Preemies benefit from hearing mother’s voice
It appears that premature babies benefit greatly when they hear their mother’s voice, especially while still in the hospital.
Researchers have shown that preemies in the neonatal intensive care unit may experience more cognitive development the more their mothers interact with them. That’s compared with infants who only hear the everyday noises of an ICU.
"Data already existed that proved that the fetus hears their mother’s voice during pregnancy. Work conducted at the University of Florida in the 1990s showed that sound is transmitted across the womb to the fetus and stimulates the auditory centers. Prematurity interrupts this normal developmental stimulus, especially if the baby is isolated away from the mother and exposed only to mechanical sounds and alarms," David Burchfield, MD, Chief of the Division of Neonatology, said.
Premature babies often experience developmental problems tied to hearing and language. So the researchers sought to find out how they’re affected by the time spent in an incubator instead of inside their mother’s womb.
The research team chose a group of preemies born at 25 to 32 weeks gestation.
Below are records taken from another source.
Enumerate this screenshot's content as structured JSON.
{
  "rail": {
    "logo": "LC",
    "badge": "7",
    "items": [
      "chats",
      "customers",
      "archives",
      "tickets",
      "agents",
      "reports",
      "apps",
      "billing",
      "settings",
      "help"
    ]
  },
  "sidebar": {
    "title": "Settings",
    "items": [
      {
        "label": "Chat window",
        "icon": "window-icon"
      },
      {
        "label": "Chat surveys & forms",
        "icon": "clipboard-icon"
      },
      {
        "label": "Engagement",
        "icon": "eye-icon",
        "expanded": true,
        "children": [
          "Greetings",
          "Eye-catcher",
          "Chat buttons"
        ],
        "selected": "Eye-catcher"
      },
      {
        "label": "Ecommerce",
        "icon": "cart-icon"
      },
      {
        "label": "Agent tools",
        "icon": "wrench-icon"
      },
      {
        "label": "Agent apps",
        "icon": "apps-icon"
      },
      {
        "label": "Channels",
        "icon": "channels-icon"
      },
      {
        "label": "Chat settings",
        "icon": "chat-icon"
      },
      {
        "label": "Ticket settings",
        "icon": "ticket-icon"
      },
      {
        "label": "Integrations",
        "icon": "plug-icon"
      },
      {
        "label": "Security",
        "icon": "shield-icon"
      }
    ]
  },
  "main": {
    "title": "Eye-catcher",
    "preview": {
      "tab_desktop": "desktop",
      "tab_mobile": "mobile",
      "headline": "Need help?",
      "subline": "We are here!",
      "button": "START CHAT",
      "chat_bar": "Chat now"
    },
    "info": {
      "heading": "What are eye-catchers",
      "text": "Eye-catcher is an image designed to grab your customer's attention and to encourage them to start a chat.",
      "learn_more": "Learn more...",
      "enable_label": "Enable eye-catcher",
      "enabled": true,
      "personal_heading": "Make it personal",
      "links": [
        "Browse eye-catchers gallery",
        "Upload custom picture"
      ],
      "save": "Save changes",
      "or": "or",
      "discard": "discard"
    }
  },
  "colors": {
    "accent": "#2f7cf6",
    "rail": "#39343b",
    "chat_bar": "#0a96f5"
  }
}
About half of the babies were assigned to hear the normal noises of the hospital, while the other half heard the recorded heartbeat and voices of their respective mothers. They listened to those recordings three hours a day for a month.
The researchers then used ultrasound scans to assess the babies’ brains. The infants who heard the recordings had larger auditory cortexes. The auditory cortex is the brain’s sound center.
Despite these findings, the study notes that a recording is no substitute for a mother’s actual voice. Also, it’s unknown how much the voices of other people in the hospital might have affected the babies.
Incubators are great tools that help save many young lives in the neonatal intensive care unit. Parents of premature babies sometimes have to wait to hold their babies, but one thing they can do to help when they visit the NICU is to talk and sing to their teeny-tiny ones. It may seem like a small effort to make, but the benefits could be immeasurable.